The flight itself was splendid. As Grissom became the first American to directly view the Earth from space, he marveled at his home planet. “The view through the window became quite spectacular as the horizon came into view,” he said in his flight report. “The sight was truly breathtaking. The Earth was very bright, the sky was black, and the curvature of the Earth was quite prominent.”
After landing in the water with a “mild jolt,” Grissom was ready to press ahead with the final stage of his mission. “I felt that I was in good condition at this point and started to prepare myself for egress,” he said. Before firing the hatch, Grissom was supposed to wait for a rescue helicopter to fly over, hook into the lifting loop on top of the capsule, and raise it out of the water. Once clear, he was to remove the cap from the detonator, pull the safety pin, and activate the firing mechanism. Then he could step onto the sill of the hatch, climb into a horse collar lowered from the helicopter, and be pulled to safety without ever getting wet.
Grissom didn’t wait for the helicopter to arrive and hook the capsule, however.
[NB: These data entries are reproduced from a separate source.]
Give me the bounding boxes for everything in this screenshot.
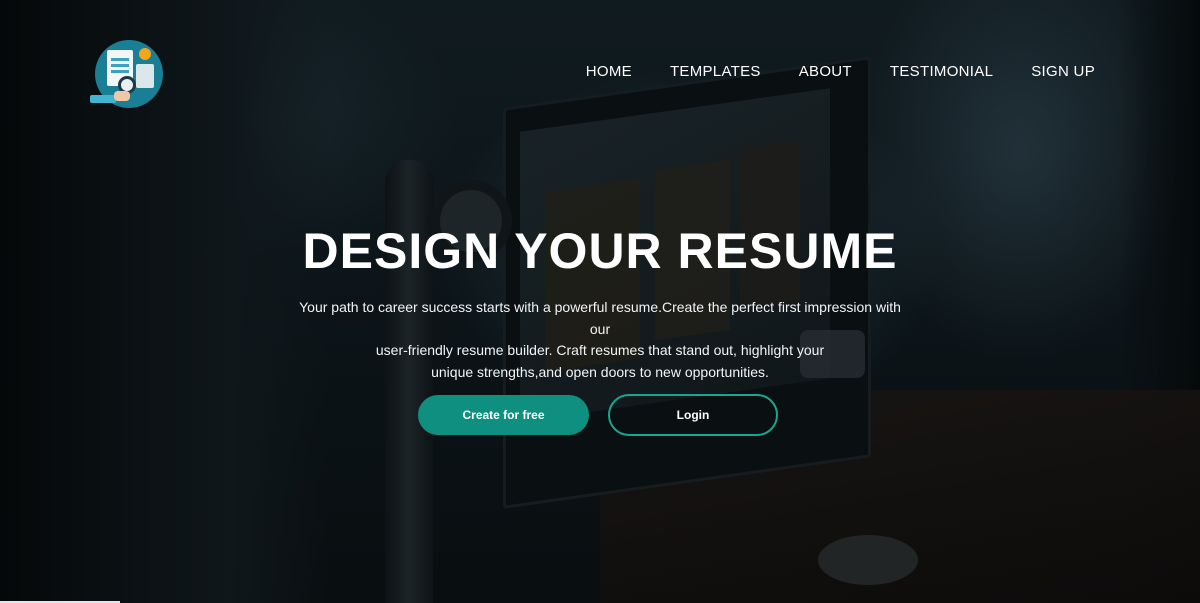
hero-description-line: Your path to career success starts with … xyxy=(299,299,901,337)
nav-about-link[interactable]: ABOUT xyxy=(799,63,852,80)
logo-bar-icon xyxy=(90,95,116,103)
resume-analytics-logo-icon[interactable] xyxy=(90,40,166,110)
nav-signup-link[interactable]: SIGN UP xyxy=(1031,63,1095,80)
logo-card-icon xyxy=(136,64,154,88)
hero-description-line: unique strengths,and open doors to new o… xyxy=(431,363,769,380)
create-for-free-button[interactable]: Create for free xyxy=(418,395,589,435)
hero-description-line: user-friendly resume builder. Craft resu… xyxy=(375,342,825,358)
hero-title: DESIGN YOUR RESUME xyxy=(302,223,898,279)
nav-menu: HOME TEMPLATES ABOUT TESTIMONIAL SIGN UP xyxy=(586,63,1095,80)
hero-description: Your path to career success starts with … xyxy=(290,297,910,383)
background-mouse xyxy=(818,535,918,585)
navbar: HOME TEMPLATES ABOUT TESTIMONIAL SIGN UP xyxy=(0,0,1200,140)
nav-home-link[interactable]: HOME xyxy=(586,63,632,80)
logo-coin-icon xyxy=(139,48,151,60)
login-button[interactable]: Login xyxy=(608,394,778,436)
nav-testimonial-link[interactable]: TESTIMONIAL xyxy=(890,63,993,80)
nav-templates-link[interactable]: TEMPLATES xyxy=(670,63,761,80)
logo-hand-icon xyxy=(114,91,130,101)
As the spacecraft bobbed in four-foot seas, he removed the cap from the detonator and pulled the safety pin. He did not push the plunger, which required five pounds of force to depress, but a few moments later, the hatch blew anyway. In the book We Seven (based on firsthand accounts of the Mercury program from the astronauts), Grissom wrote, “The plunger that detonates the bolts is so far out of the way that I would have to reach for it on purpose to hit it. This I did not do.”